Humble beginnings? Not so much. Kazantip Republic started out as a windsurfing competition combined with an underground rave held in an abandoned nuclear reactor (still unfinished as construction stopped after the Chernobyl meltdown). Last year it outgrew its home and moved to the idyllic beachfront locale in Anaklia, Georgia, attracting over 100,000 ravers annually to this slice of the Black Sea coast. In 2015, the party moved yet again to the tropical jungle beaches of Cambodia – to the tiny island of Koh Puos – until it was shut down by the Cambodian government over "sexy activities" and "indecent tourism." After this stroke of bad luck, it was announced that the gathering would once again return to its beachside home of Popovka, Crimea.

The Republic of Z

It’s not a festival, it’s a moment-in-time party republic. This imaginary country exists only for a while. It was born with the color orange, a splash of creative freedom in a former Soviet satellite.

The beach is two square kilometers of pure party paradise, where summer lovers and creative souls unite to worship the sun, sand, and sexiness that is Z. This land has its own constitution, religion, and rules. You are definitely no longer in Kansas anymore — you have arrived at Kazantip Republic. There are waterfront bars, underground lairs, large-scale art installations, and a series of rituals sure to keep you guessing and saying, “Where am I?” and “What does this all mean?”
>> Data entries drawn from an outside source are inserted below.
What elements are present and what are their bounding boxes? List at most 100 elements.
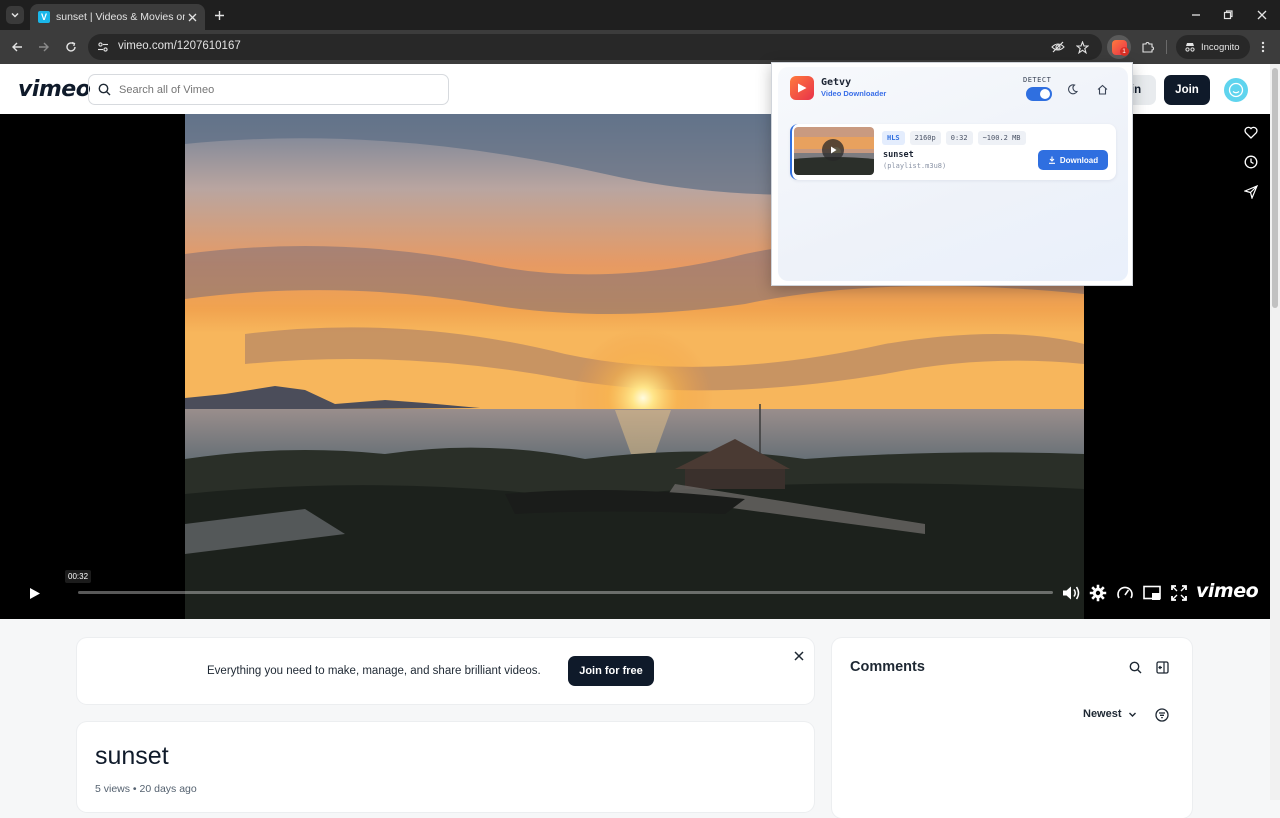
site-info-button[interactable] [94,38,112,56]
join-for-free-button[interactable]: Join for free [568,656,654,686]
search-icon [1129,661,1141,673]
tab-search-button[interactable] [6,6,24,24]
tab-close-button[interactable] [185,10,199,24]
getvy-subtitle: Video Downloader [821,89,887,98]
comments-title: Comments [850,659,925,675]
search-input[interactable] [119,83,419,96]
sidebar-panel-icon [1155,660,1169,674]
search-box[interactable] [88,74,449,105]
browser-tab[interactable]: V sunset | Videos & Movies on Vimeo [30,4,205,30]
reload-button[interactable] [62,38,80,56]
close-window-button[interactable] [1254,7,1270,23]
close-icon [794,651,804,661]
close-icon [1257,10,1267,20]
volume-button[interactable] [1061,583,1081,603]
play-icon [30,587,40,599]
extensions-button[interactable] [1136,35,1160,59]
getvy-popup-body: Getvy Video Downloader DETECT HLS 2160p … [778,67,1128,281]
detect-label: DETECT [1023,76,1052,84]
getvy-popup: Getvy Video Downloader DETECT HLS 2160p … [771,62,1133,286]
tab-title: sunset | Videos & Movies on Vimeo [56,11,185,23]
share-button[interactable] [1242,183,1260,201]
toggle-knob [1040,89,1050,99]
extension-badge: 1 [1119,46,1129,56]
video-title: sunset [95,742,169,770]
getvy-extension-button[interactable]: 1 [1107,35,1131,59]
video-thumbnail [794,127,874,175]
watch-later-button[interactable] [1242,153,1260,171]
like-button[interactable] [1242,123,1260,141]
pip-button[interactable] [1142,583,1162,603]
bookmark-button[interactable] [1074,39,1090,55]
resolution-tag: 2160p [909,131,941,145]
more-vertical-icon [1261,41,1265,53]
heart-icon [1244,126,1258,139]
download-button[interactable]: Download [1038,150,1108,170]
download-icon [1048,156,1055,164]
home-icon [1097,84,1107,95]
comments-filter-button[interactable] [1154,707,1170,723]
star-icon [1075,40,1089,54]
gear-icon [1089,584,1107,602]
getvy-name: Getvy [821,77,852,88]
home-button[interactable] [1095,82,1109,96]
theme-toggle-button[interactable] [1065,82,1079,96]
browser-menu-button[interactable] [1254,38,1272,56]
detected-video-card: HLS 2160p 0:32 ~100.2 MB sunset (playlis… [790,124,1116,180]
join-button[interactable]: Join [1164,75,1210,105]
url-text: vimeo.com/1207610167 [118,40,241,52]
size-tag: ~100.2 MB [977,131,1026,145]
speedometer-icon [1117,586,1133,599]
duration-tag: 0:32 [945,131,973,145]
moon-icon [1067,83,1078,94]
fullscreen-icon [1171,585,1187,601]
clock-icon [1244,155,1258,169]
format-tag: HLS [882,131,905,145]
banner-text: Everything you need to make, manage, and… [207,665,541,677]
chevron-down-icon [11,12,19,18]
video-info-card: sunset 5 views • 20 days ago [77,722,814,812]
filter-icon [1155,708,1169,722]
scrollbar-thumb[interactable] [1272,68,1278,308]
thumbnail-play-button[interactable] [822,139,844,161]
getvy-logo-icon [790,76,814,100]
player-vimeo-logo[interactable]: vimeo [1196,580,1259,602]
detect-toggle[interactable] [1026,87,1052,101]
settings-button[interactable] [1088,583,1108,603]
toolbar-divider [1166,40,1167,54]
address-bar[interactable]: vimeo.com/1207610167 [88,34,1102,60]
vimeo-logo[interactable]: vimeo [18,77,91,102]
banner-close-button[interactable] [791,648,807,664]
comments-panel-toggle-button[interactable] [1154,659,1170,675]
video-tags: HLS 2160p 0:32 ~100.2 MB [882,131,1026,145]
speed-button[interactable] [1115,583,1135,603]
arrow-right-icon [39,42,49,52]
play-button[interactable] [26,584,44,602]
progress-bar[interactable] [78,591,1053,594]
forward-button[interactable] [35,38,53,56]
time-tooltip: 00:32 [65,570,92,583]
page-scrollbar[interactable] [1270,64,1280,800]
puzzle-icon [1142,42,1154,53]
incognito-label: Incognito [1201,41,1240,53]
plus-icon [214,10,224,20]
reload-icon [66,41,76,52]
tracking-protection-button[interactable] [1050,39,1066,55]
avatar[interactable] [1224,78,1248,102]
comments-sort-dropdown[interactable]: Newest [1083,708,1137,720]
vimeo-favicon-icon: V [38,11,50,23]
search-icon [98,83,111,96]
comments-search-button[interactable] [1127,659,1143,675]
minimize-button[interactable] [1188,7,1204,23]
new-tab-button[interactable] [211,7,227,23]
eye-off-icon [1051,41,1065,53]
send-icon [1244,185,1258,199]
picture-in-picture-icon [1143,585,1161,600]
restore-button[interactable] [1220,7,1236,23]
incognito-indicator[interactable]: Incognito [1176,35,1250,59]
smiley-icon [1228,82,1244,98]
close-icon [188,13,196,21]
back-button[interactable] [8,38,26,56]
incognito-icon [1185,43,1195,52]
fullscreen-button[interactable] [1169,583,1189,603]
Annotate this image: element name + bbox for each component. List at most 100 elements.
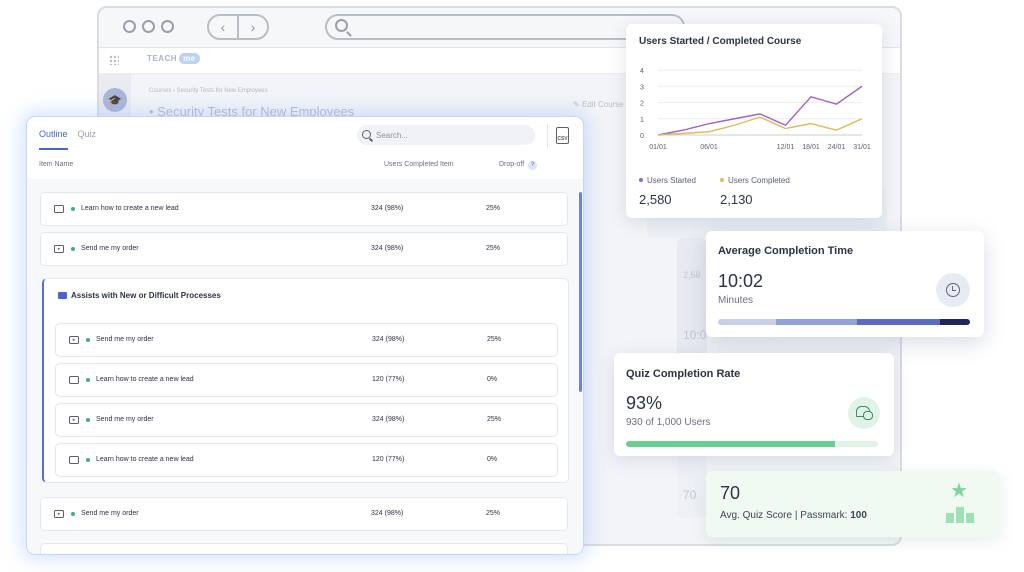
- search-icon: [335, 19, 348, 32]
- completion-segment: [718, 319, 776, 325]
- chart-title: Users Started / Completed Course: [639, 36, 802, 47]
- list-item[interactable]: Learn how to create a new lead 324 (98%)…: [40, 192, 568, 226]
- completion-segment: [939, 319, 970, 325]
- list-item[interactable]: ▸ Send me my order 324 (98%) 25%: [55, 323, 558, 357]
- outline-group[interactable]: Assists with New or Difficult Processes …: [42, 278, 569, 483]
- status-dot: [71, 207, 75, 211]
- item-dropoff: 25%: [486, 245, 501, 252]
- browser-nav-buttons: ‹ ›: [207, 14, 269, 40]
- avg-completion-card: Average Completion Time 10:02 Minutes: [706, 231, 984, 337]
- window-close-icon[interactable]: [123, 20, 136, 33]
- status-dot: [86, 458, 90, 462]
- back-icon[interactable]: ‹: [209, 16, 237, 38]
- line-chart: 0 1 2 3 4 01/01 06/01 12/01 18/01 24/01 31/01: [640, 68, 871, 151]
- completed-total: 2,130: [720, 192, 753, 207]
- apps-grid-icon[interactable]: [109, 55, 119, 65]
- series-line-users-completed: [657, 116, 863, 136]
- list-item[interactable]: [40, 543, 568, 554]
- walkthrough-icon: [54, 205, 64, 213]
- card-title: Average Completion Time: [718, 245, 854, 257]
- window-maximize-icon[interactable]: [161, 20, 174, 33]
- started-total: 2,580: [639, 192, 672, 207]
- csv-file-icon: CSV: [556, 127, 569, 144]
- item-dropoff: 0%: [487, 376, 498, 383]
- item-name: Send me my order: [81, 510, 139, 517]
- item-completed: 120 (77%): [372, 456, 405, 463]
- graduation-cap-icon: 🎓: [103, 88, 127, 112]
- video-icon: ▸: [69, 416, 79, 424]
- item-name: Send me my order: [81, 245, 139, 252]
- video-icon: ▸: [69, 336, 79, 344]
- export-csv-button[interactable]: CSV: [547, 124, 571, 148]
- item-completed: 324 (98%): [372, 416, 405, 423]
- window-minimize-icon[interactable]: [142, 20, 155, 33]
- list-item[interactable]: ▸ Send me my order 324 (98%) 25%: [55, 403, 558, 437]
- status-dot: [86, 378, 90, 382]
- edit-course-button[interactable]: ✎ Edit Course: [573, 100, 624, 109]
- passmark-value: 100: [850, 510, 867, 521]
- item-name: Learn how to create a new lead: [81, 205, 179, 212]
- tab-outline[interactable]: Outline: [39, 129, 68, 150]
- item-dropoff: 25%: [486, 205, 501, 212]
- tab-quiz[interactable]: Quiz: [78, 129, 97, 150]
- series-line-users-started: [657, 85, 863, 136]
- completion-segment: [856, 319, 940, 325]
- status-dot: [71, 247, 75, 251]
- avg-completion-value: 10:02: [718, 271, 764, 291]
- item-completed: 324 (98%): [372, 336, 405, 343]
- help-icon[interactable]: ?: [528, 161, 538, 170]
- item-completed: 324 (98%): [371, 205, 404, 212]
- y-tick-label: 4: [640, 68, 644, 75]
- x-tick-label: 01/01: [649, 144, 667, 151]
- column-header-dropoff: Drop-off?: [499, 161, 538, 170]
- quiz-progress-bar: [626, 441, 878, 447]
- forward-icon[interactable]: ›: [237, 16, 267, 38]
- star-icon: ★: [950, 480, 968, 502]
- completion-distribution-bar: [718, 319, 970, 325]
- x-tick-label: 12/01: [777, 144, 795, 151]
- y-tick-label: 1: [640, 117, 644, 124]
- clock-icon-badge: [936, 273, 970, 307]
- item-completed: 324 (98%): [371, 510, 404, 517]
- background-ghost-text: 10:0: [683, 328, 707, 342]
- background-card: [677, 448, 707, 518]
- group-title: Assists with New or Difficult Processes: [58, 291, 221, 300]
- column-header-users-completed: Users Completed Item: [384, 161, 454, 168]
- y-tick-label: 3: [640, 84, 644, 91]
- legend-started: Users Started: [639, 176, 696, 185]
- x-tick-label: 06/01: [700, 144, 718, 151]
- search-icon: [362, 130, 371, 139]
- list-item[interactable]: Learn how to create a new lead 120 (77%)…: [55, 363, 558, 397]
- scrollbar[interactable]: [579, 192, 582, 392]
- item-completed: 324 (98%): [371, 245, 404, 252]
- item-dropoff: 25%: [486, 510, 501, 517]
- y-tick-label: 2: [640, 101, 644, 108]
- video-icon: ▸: [54, 245, 64, 253]
- list-item[interactable]: ▸ Send me my order 324 (98%) 25%: [40, 232, 568, 266]
- item-dropoff: 25%: [487, 416, 502, 423]
- background-ghost-text: 70: [683, 488, 697, 502]
- outline-list: Learn how to create a new lead 324 (98%)…: [27, 179, 583, 554]
- avg-completion-unit: Minutes: [718, 295, 754, 306]
- legend-completed: Users Completed: [720, 176, 790, 185]
- status-dot: [86, 418, 90, 422]
- quiz-score-value: 70: [720, 483, 741, 503]
- item-name: Send me my order: [96, 336, 154, 343]
- item-completed: 120 (77%): [372, 376, 405, 383]
- item-name: Learn how to create a new lead: [96, 456, 194, 463]
- quiz-completion-card: Quiz Completion Rate 93% 930 of 1,000 Us…: [614, 353, 894, 456]
- item-name: Learn how to create a new lead: [96, 376, 194, 383]
- item-dropoff: 25%: [487, 336, 502, 343]
- x-tick-label: 31/01: [853, 144, 871, 151]
- breadcrumb: Courses › Security Tests for New Employe…: [149, 88, 268, 94]
- list-item[interactable]: Learn how to create a new lead 120 (77%)…: [55, 443, 558, 477]
- card-title: Quiz Completion Rate: [626, 368, 741, 380]
- quiz-completion-detail: 930 of 1,000 Users: [626, 417, 711, 428]
- quiz-score-card: 70 Avg. Quiz Score | Passmark: 100 ★: [706, 471, 1000, 537]
- x-tick-label: 24/01: [828, 144, 846, 151]
- walkthrough-icon: [69, 456, 79, 464]
- list-item[interactable]: ▸ Send me my order 324 (98%) 25%: [40, 497, 568, 531]
- search-input[interactable]: [376, 128, 526, 142]
- quiz-progress-fill: [626, 441, 836, 447]
- outline-tabs: Outline Quiz: [39, 129, 96, 150]
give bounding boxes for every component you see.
Ruled by a “ruthless” self-proclaimed party PreZident, Nikita Marshunok, Kazantip Republic was his response to the world around him, and his followers are fanatical and fantastical. In his words, it’s “summer year round” and “life with no pants.”

Getting a ViZa

It’s not a ticket, it’s a ViZa. The borders of this rogue republic are guarded by a small army. And when we say army, we mean it. There are armed guards, and the gates have facial recognition ticketing. Needless to say, you’ll want to play by the rules when visiting this republic. That means being respectful of other people (don’t be creepy) and not urinating in public. A ViZa costs about 211 Euros for the two official weeks.

The Constitution of Z

The event is governed by the “Constitution of Z,” a jabberwocky-esque amalgamation of “rules” that include:

  • The Kazantip Republic is movable state, which has borders, but no stable area and can occasionally change its position in space.
  • Corn on the cob and fried sunflower seeds are the national food of the Kazantip citiZens.
  • A piece of music able to give the PreZident goose bumps is deemed the National Anthem of the Republic.

Read the full version here.

Not So Fast

Despite the Vice documentary “Raving on the Black Sea” and more gorgeous people than you’ve ever seen your whole life, don’t expect you’ll be getting much of anything besides eye strain if you don’t speak Russian, Georgian or Ukrainian (or given this year's location, Khmer). In the past, Kazantip has been a party stop of the Russian elite and a who’s who of partiers in the know (you’ll see their mega yachts parked right off shore). However, if by chance you do meet the girl or boy of your dreams you can get a fast marriage at Z, which means your love will be recognized inside of the Republic, but please come dressed for the part. The ceremony is as much about fashion as circumstance.